Sometimes, as students, we forget to take advantage of all the resources provided by this phenomenal institution. One of these resources is the faculty. Twice a week, different faculty members speak to our program about their lives as a researcher. Some of the faculty were well established (including a Nobel Prize winner) and others were new to teaching. Though they were all researchers, their specialties ranged from evolution to HIV to bird song. Each speaker had taken a different path to get to where they are today but none of it could be considered easy. They each worked hard for what they accomplished, occasionally stumbling along the way. Overall, I was thankful that they would take time out of their busy schedules to come and speak to us.

One speaker that I thoroughly enjoyed was Dr.
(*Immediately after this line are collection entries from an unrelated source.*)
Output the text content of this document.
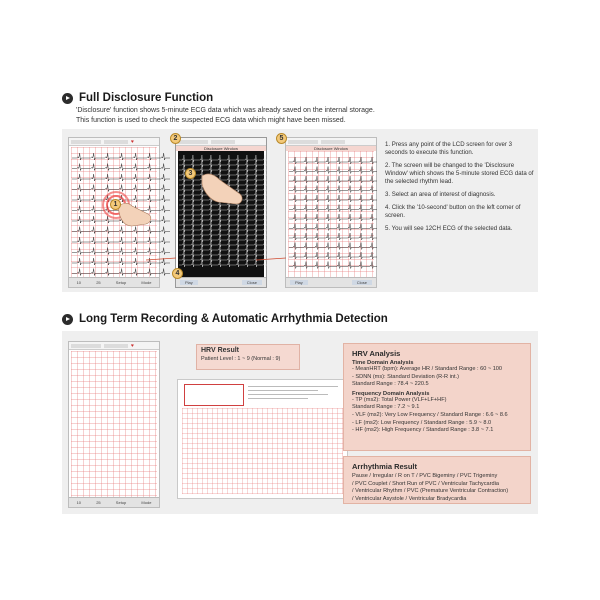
Full Disclosure Function
'Disclosure' function shows 5-minute ECG data which was already saved on the internal storage.
This function is used to check the suspected ECG data which might have been missed.
♥
10	25	Setup	Mode
Disclosure Window
Play	Close
Disclosure Window
Play	Close
1
2
3
4
5
1. Press any point of the LCD screen for over 3 seconds to execute this function.
2. The screen will be changed to the 'Disclosure Window' which shows the 5-minute stored ECG data of the selected rhythm lead.
3. Select an area of interest of diagnosis.
4. Click the '10-second' button on the left corner of screen.
5. You will see 12CH ECG of the selected data.
Long Term Recording & Automatic Arrhythmia Detection
♥
10	25	Setup	Mode
HRV Result
Patient Level : 1 ~ 9 (Normal : 9)
HRV Analysis
Time Domain Analysis
- MeanHRT (bpm): Average HR / Standard Range : 60 ~ 100
- SDNN (ms): Standard Deviation (R-R int.)
Standard Range : 78.4 ~ 220.5
Frequency Domain Analysis
- TP (ms2): Total Power (VLF+LF+HF)
Standard Range : 7.2 ~ 9.1
- VLF (ms2): Very Low Frequency / Standard Range : 6.6 ~ 8.6
- LF (ms2): Low Frequency / Standard Range : 5.9 ~ 8.0
- HF (ms2): High Frequency / Standard Range : 3.8 ~ 7.1
Arrhythmia Result
Pause / Irregular / R on T / PVC Bigeminy / PVC Trigeminy
/ PVC Couplet / Short Run of PVC / Ventricular Tachycardia
/ Ventricular Rhythm / PVC (Premature Ventricular Contraction)
/ Ventricular Asystole / Ventricular Bradycardia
Lawrence David. His research involves looking at what humans eat and how it effects gut microbes. I thoroughly enjoy talking about food, so hearing about his studies were exciting. He also talked about how his research allowed him to travel. Traveling and research are rarely talked about, but it was cool to see how he was able to combine the two. What stood out to me about his talk was the fact that he spent half of the presentation talking about questions he frequently gets asked from students. This really stuck with me because some of the questions were the same ones I have. It was nice to hear his prospective and to hear some of the advice he has gained along the way.

Though each talk was unique in their own way, they all had some similar takeaways:

  1. Nothing in life is going to be easy. Doing research can be hard and frustrating at times. You must work hard in order to accomplish the goals that you have for yourself.
  2. Not everyone will end up where they expect. Just because you plan to do research in a certain topic, does not mean you will end up there. Be open to the changes that may come throughout your education and your career
  3. Find what you love. If you enjoy the topic, it makes the work more interesting.

Again, I would like to thank all the faculty that spoke to us over the summer. Thank you for sharing your wisdom with us.